Ce qui m’a plu d’emblée dans ce livre, c’est que l’auteur ne nous bassine pas avec le mot « humour » ou ses synonymes. Le terme revient de temps en temps seulement. Il n’a pas non plus le défaut qui consiste à s’exprimer, comme certains, « en faisant du Brassens », c’est à dire en utilisant des formules plus ou moins approximatives dudit à la place de ses propres mots.

L’ouvrage est aéré, composé de courts chapitres avec pléthore de citations (mais présentées comme telles).

Après un avant-propos auquel j’ai emprunté les deux phrases ci-dessus en italiques, il se découpe en trois parties qui permettent de pénétrer progressivement dans le vif du sujet :

-L’homme qui rit : Brassens et l’humour sous tous ses aspects (« Rire pour tromper l’ennui et le désespoir », « Un reste d’esprit potache », ou encore « Un masque de pudeur ». Et Loïc Rochard de citer opportunément dans la bibliographie le titre d’un livre de Didier Antoine, « Georges Brassens, de la pudeur … Sacrebleu ! » ( coup de cœur du 21 février 2011 sur le présent blog ).

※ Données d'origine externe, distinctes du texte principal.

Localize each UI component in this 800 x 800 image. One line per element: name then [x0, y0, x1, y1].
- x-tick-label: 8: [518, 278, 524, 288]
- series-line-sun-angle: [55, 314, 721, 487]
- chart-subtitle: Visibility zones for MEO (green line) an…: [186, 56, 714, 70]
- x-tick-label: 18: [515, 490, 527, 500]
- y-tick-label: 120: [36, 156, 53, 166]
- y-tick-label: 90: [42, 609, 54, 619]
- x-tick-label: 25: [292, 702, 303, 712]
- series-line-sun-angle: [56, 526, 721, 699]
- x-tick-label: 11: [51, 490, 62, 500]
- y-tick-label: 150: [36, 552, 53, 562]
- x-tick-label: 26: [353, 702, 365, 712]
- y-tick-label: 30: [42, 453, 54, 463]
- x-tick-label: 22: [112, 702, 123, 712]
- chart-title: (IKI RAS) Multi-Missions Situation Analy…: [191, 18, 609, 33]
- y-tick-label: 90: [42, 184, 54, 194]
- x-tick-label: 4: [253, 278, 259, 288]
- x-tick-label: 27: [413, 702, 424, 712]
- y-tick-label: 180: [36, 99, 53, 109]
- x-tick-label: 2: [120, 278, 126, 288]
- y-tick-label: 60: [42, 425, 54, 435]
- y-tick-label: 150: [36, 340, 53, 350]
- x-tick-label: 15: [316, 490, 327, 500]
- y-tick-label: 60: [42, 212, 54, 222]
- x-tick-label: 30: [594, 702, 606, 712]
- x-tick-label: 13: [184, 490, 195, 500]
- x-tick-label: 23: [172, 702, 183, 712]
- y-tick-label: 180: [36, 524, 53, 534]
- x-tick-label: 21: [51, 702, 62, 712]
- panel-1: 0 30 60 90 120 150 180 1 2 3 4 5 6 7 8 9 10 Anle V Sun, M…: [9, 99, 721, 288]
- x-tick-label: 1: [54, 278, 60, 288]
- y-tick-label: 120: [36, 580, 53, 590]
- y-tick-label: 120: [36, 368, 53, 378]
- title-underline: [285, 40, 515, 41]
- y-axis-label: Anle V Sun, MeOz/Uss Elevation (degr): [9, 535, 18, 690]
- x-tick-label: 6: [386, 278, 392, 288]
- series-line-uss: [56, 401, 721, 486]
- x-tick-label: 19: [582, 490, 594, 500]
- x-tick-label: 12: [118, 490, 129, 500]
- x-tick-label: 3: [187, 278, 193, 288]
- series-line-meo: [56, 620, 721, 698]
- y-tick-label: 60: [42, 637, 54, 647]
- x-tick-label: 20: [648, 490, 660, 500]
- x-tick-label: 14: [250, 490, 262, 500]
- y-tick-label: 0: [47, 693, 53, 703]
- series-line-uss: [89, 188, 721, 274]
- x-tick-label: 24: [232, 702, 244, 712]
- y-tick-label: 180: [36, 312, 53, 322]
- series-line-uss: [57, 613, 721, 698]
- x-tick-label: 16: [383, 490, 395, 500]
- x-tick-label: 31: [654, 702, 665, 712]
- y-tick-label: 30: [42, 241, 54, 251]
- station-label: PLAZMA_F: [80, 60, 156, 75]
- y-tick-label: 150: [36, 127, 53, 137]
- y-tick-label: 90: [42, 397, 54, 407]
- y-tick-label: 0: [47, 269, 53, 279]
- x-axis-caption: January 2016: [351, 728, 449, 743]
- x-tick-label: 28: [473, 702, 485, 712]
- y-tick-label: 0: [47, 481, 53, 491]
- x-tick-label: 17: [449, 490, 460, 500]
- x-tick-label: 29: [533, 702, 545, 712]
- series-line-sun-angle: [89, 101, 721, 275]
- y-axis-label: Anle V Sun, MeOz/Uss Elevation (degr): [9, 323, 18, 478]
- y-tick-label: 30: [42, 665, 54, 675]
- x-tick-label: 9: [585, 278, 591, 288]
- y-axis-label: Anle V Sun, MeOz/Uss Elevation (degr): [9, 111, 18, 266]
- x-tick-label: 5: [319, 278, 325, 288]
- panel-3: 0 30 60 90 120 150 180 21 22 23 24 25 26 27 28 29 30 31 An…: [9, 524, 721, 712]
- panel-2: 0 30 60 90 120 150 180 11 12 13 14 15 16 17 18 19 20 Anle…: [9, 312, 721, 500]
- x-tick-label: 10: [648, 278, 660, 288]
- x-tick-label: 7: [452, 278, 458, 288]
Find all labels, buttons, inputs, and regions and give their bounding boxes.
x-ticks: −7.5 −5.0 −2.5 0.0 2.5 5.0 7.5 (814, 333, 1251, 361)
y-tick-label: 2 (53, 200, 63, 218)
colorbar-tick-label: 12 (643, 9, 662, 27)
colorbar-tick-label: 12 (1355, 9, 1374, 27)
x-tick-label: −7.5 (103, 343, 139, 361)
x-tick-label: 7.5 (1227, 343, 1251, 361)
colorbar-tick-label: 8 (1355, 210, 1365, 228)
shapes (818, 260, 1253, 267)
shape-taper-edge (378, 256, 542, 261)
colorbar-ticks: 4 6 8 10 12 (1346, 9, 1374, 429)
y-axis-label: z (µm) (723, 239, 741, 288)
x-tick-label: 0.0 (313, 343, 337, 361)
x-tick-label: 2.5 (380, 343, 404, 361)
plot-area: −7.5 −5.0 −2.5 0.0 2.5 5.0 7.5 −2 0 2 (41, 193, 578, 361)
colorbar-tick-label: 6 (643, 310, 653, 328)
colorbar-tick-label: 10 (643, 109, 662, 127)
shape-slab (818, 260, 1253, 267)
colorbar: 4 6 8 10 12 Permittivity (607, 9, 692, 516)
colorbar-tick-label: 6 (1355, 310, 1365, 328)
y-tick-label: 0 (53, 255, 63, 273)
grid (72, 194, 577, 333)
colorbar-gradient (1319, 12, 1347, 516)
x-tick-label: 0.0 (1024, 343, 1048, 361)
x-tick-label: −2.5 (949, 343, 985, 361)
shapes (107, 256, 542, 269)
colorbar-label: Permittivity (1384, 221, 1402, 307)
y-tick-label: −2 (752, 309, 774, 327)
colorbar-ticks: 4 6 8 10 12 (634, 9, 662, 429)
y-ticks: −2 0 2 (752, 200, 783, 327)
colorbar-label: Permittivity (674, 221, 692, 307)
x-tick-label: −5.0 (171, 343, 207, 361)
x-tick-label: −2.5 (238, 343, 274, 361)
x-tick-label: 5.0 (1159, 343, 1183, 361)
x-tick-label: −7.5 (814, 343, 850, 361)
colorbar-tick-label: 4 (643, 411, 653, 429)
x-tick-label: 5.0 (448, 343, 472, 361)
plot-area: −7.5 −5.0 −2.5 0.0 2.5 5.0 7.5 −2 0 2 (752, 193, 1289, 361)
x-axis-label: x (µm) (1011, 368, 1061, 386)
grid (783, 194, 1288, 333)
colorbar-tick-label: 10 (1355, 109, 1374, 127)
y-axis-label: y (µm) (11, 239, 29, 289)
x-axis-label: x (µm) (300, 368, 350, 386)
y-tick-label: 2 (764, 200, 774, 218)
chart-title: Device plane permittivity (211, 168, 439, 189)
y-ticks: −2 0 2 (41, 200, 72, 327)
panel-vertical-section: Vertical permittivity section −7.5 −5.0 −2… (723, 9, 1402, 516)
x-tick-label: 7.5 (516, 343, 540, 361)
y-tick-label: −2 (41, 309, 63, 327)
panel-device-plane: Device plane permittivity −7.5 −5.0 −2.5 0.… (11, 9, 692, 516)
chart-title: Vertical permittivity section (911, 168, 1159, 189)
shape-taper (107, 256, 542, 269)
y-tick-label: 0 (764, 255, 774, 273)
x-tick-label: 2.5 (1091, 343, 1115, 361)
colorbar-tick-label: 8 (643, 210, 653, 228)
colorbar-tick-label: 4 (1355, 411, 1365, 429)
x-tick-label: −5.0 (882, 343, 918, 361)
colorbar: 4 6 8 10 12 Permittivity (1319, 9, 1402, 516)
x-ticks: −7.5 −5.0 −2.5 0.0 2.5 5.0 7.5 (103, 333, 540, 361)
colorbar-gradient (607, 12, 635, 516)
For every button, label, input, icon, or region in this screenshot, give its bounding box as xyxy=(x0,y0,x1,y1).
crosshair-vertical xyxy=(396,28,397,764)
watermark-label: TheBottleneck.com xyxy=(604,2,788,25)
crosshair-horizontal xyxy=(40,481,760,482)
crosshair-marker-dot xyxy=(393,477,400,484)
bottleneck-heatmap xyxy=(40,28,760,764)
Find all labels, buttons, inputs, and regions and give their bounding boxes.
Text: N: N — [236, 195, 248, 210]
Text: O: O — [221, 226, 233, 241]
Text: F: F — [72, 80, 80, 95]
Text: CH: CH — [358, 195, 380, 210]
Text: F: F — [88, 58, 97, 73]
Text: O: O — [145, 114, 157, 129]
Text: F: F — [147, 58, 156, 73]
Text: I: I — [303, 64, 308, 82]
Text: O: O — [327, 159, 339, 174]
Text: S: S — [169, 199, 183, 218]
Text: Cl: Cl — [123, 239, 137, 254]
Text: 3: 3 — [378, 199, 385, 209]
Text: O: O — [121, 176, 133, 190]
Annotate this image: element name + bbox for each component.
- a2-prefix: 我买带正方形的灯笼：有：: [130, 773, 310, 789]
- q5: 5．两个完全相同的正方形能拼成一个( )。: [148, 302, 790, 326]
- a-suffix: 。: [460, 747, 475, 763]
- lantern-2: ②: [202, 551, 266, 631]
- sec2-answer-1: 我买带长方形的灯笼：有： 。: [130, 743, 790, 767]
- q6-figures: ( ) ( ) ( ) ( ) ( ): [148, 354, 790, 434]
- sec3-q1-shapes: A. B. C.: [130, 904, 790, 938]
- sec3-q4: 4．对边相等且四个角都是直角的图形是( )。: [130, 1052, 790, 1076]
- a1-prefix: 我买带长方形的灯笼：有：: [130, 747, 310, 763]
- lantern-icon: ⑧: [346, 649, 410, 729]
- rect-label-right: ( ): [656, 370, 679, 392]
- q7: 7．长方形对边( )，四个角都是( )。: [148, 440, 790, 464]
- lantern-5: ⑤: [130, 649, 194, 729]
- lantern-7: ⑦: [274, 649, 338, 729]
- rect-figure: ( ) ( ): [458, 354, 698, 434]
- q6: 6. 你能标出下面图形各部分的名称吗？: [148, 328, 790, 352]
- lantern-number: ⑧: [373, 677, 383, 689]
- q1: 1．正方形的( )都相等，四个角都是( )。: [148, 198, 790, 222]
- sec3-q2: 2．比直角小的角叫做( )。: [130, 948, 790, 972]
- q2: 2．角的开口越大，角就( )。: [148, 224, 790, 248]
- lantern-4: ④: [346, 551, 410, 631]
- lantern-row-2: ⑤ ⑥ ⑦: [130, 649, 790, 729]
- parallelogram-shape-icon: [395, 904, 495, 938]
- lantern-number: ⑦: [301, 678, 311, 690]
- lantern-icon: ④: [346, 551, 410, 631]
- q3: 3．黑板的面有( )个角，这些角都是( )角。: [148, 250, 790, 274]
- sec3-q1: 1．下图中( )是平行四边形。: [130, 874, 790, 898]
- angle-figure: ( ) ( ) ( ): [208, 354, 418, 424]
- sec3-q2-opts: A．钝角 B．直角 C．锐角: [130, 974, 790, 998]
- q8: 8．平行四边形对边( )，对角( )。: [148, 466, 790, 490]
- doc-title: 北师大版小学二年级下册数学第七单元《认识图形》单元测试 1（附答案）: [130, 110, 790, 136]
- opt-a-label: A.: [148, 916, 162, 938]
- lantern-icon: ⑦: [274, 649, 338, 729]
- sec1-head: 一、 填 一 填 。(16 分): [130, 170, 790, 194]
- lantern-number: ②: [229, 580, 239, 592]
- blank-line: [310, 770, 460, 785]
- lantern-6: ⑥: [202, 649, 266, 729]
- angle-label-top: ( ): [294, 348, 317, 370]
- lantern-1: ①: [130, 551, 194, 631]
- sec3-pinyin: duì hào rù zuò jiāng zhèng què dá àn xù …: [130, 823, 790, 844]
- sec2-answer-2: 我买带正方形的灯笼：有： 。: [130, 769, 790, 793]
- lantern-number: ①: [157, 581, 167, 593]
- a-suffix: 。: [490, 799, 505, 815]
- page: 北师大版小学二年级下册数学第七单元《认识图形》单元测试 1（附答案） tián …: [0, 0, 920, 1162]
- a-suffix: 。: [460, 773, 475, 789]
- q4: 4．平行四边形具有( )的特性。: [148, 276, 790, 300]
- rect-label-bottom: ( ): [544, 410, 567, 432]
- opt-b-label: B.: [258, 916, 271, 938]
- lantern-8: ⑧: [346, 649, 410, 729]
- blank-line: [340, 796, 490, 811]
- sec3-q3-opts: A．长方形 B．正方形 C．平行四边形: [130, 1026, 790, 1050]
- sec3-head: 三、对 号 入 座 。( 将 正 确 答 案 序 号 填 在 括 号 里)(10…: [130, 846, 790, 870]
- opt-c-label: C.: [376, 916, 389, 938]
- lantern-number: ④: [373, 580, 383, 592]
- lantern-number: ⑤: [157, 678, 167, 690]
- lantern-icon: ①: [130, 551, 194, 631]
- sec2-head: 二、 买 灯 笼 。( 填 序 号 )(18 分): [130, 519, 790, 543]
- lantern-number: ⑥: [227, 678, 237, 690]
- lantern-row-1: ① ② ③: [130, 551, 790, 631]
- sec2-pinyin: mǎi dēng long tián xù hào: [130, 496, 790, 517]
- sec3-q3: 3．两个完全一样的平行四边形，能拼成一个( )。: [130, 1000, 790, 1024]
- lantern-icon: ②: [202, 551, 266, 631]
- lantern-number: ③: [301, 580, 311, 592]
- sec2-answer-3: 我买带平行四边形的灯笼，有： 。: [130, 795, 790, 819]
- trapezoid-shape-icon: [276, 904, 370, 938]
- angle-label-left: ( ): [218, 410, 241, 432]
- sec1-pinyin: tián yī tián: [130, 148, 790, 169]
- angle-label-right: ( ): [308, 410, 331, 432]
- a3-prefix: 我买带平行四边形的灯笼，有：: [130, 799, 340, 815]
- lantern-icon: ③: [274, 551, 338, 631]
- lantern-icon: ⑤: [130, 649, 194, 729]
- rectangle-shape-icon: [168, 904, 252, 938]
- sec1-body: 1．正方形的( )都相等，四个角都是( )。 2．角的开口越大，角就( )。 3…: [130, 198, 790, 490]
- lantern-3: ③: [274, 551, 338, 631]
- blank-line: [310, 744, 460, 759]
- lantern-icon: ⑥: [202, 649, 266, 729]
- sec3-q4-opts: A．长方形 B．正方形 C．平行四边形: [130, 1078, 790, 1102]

Amuser pour masquer sa réserve… et pour éviter de blesser : un jour que Charles Trenet se trouvait dans la salle, il a omis volontairement, dans « Les trompettes de la renommée », le couplet relatif aux homos.

L’homme qui rit et qui écrit : Premiers textes en vers publiés dans un anonymat quasi absolu, articles dans « Le Monde libertaire », un roman, « La Tour des miracles » (dont le titre évoque déjà sa propension à jouer avec les sonorités) où l’on trouve son univers mais encore à l’état d’ébauche.

L’homme qui rit, qui écrit et qui chante : Loïc Rochard abandonne la chronologie et choisit un classement par thèmes. Ceux-ci ne sont pas nombreux. N’importe quel auteur traite de l’amour, de la mort, du temps qui passe. Tout est dans la manière dont il le fait (c’est ce que disait Brassens lui-même).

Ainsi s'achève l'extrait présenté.